According to Foreign Minister Pekka Haavisto (Green), Finland and Sweden will continue their joint journey towards Nato membership.
"In my view, the road to Nato has not closed for either country," Haavisto said on the Yle current affairs programme Ykkösaamu on Saturday.
On Monday, Turkey broke off three-way negotiations with Finland and Sweden on ratification of the two Nordic countries' membership bids. The negotiations were cancelled after several incidents in Stockholm, including a Koran burning.
After the latest incident, Turkish President Recep Tayyip Erdogan said that Sweden "should not expect support from us for Nato".
At the time, Haavisto hinted that Finland was also considering the option that Turkey would not ratify Sweden's Nato membership, and that it might have to join alone.
"Of course, we have to assess the situation; [whether] something has happened that would prevent the progress of the Swedish project in the longer term," he said.
Later, however, Haavisto moderated his statement. In the Ykkösaamu interview, he said that in his view nothing irreversible has happened in the matter.
"The general assessment is that this represents an extension of time from the Turkish side, and that the matter can be revisited after the Turkish elections," he said.
Turkey is preparing for presidential and parliamentary elections in May. Finland does not expect progress in ratifying Nato membership before then, he said.

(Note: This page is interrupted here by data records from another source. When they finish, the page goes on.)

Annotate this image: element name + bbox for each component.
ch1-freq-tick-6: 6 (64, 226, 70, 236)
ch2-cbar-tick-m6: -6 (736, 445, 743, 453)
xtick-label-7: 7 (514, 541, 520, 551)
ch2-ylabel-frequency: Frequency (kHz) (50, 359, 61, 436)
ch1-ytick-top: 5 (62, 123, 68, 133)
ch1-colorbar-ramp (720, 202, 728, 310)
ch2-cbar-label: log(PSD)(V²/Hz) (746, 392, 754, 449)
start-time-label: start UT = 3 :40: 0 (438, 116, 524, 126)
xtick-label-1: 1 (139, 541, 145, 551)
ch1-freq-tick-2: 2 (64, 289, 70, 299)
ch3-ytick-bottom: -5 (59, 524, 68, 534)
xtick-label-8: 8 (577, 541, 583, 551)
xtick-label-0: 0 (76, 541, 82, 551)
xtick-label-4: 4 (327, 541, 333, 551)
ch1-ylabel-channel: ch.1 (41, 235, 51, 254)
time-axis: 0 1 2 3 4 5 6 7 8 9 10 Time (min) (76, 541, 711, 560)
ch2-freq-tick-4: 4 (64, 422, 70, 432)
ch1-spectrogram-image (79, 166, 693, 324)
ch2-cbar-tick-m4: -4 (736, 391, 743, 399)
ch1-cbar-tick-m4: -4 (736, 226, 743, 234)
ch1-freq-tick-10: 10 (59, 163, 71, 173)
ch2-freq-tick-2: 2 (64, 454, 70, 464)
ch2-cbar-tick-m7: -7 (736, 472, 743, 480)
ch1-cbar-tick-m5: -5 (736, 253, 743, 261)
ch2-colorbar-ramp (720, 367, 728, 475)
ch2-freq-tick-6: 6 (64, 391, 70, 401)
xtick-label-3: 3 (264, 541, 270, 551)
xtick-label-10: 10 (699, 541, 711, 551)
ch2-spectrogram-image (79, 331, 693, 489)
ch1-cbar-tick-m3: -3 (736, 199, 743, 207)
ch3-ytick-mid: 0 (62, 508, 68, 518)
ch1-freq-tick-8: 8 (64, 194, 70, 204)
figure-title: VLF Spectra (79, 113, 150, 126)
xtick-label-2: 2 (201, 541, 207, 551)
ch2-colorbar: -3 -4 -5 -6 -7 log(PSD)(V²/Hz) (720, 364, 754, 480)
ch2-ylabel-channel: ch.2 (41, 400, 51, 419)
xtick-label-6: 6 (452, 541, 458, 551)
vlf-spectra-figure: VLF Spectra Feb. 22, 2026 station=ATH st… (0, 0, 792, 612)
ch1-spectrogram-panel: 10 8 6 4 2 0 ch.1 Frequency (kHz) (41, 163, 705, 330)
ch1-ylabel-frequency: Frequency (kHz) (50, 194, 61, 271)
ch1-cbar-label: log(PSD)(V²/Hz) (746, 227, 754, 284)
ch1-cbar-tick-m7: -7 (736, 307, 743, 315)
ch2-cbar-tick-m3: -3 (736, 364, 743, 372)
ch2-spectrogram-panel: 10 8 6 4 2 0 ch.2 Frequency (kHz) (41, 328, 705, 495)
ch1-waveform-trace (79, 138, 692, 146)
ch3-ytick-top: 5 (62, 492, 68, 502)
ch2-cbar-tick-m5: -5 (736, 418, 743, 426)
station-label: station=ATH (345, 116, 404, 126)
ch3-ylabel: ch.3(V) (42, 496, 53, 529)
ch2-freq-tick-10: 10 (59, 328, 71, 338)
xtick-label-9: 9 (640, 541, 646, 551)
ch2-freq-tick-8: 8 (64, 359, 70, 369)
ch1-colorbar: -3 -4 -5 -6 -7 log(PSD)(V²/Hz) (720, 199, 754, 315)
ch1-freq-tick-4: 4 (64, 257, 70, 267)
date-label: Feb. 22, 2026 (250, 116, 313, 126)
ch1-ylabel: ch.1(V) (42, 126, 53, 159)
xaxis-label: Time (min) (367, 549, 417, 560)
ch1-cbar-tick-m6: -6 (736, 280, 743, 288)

According to Haavisto, he has maintained close contacts with Turkey, even though the tripartite negotiations are on hold.
On Monday he had a phone conversation with Turkish Foreign Minister Mevlüt Çavuşoğlu in which they discussed the status of the Finnish and Swedish applications and Turkey's reactions to the demonstrations held in Stockholm, according to Haavisto. The two had previously spoken in late December.
According to Haavisto, the security of Finland and Sweden forms an entity in Nato's view. Finland and Sweden have a long history of bilateral defence cooperation, which has intensified since the two countries submitted their Nato membership applications together last May.
"In a possible crisis situation in the Baltic Sea region, Sweden is our closest partner, also because of geography. Considering Nato's defence planning, Sweden will be a very important part of the region's security," said Haavisto.
Turkey and Hungary are the only Nato member states yet to ratify the Finnish and Swedish applications to join the alliance, which requires unanimous approval.
The other three Nordic countries have been members of the alliance since it was founded in 1949.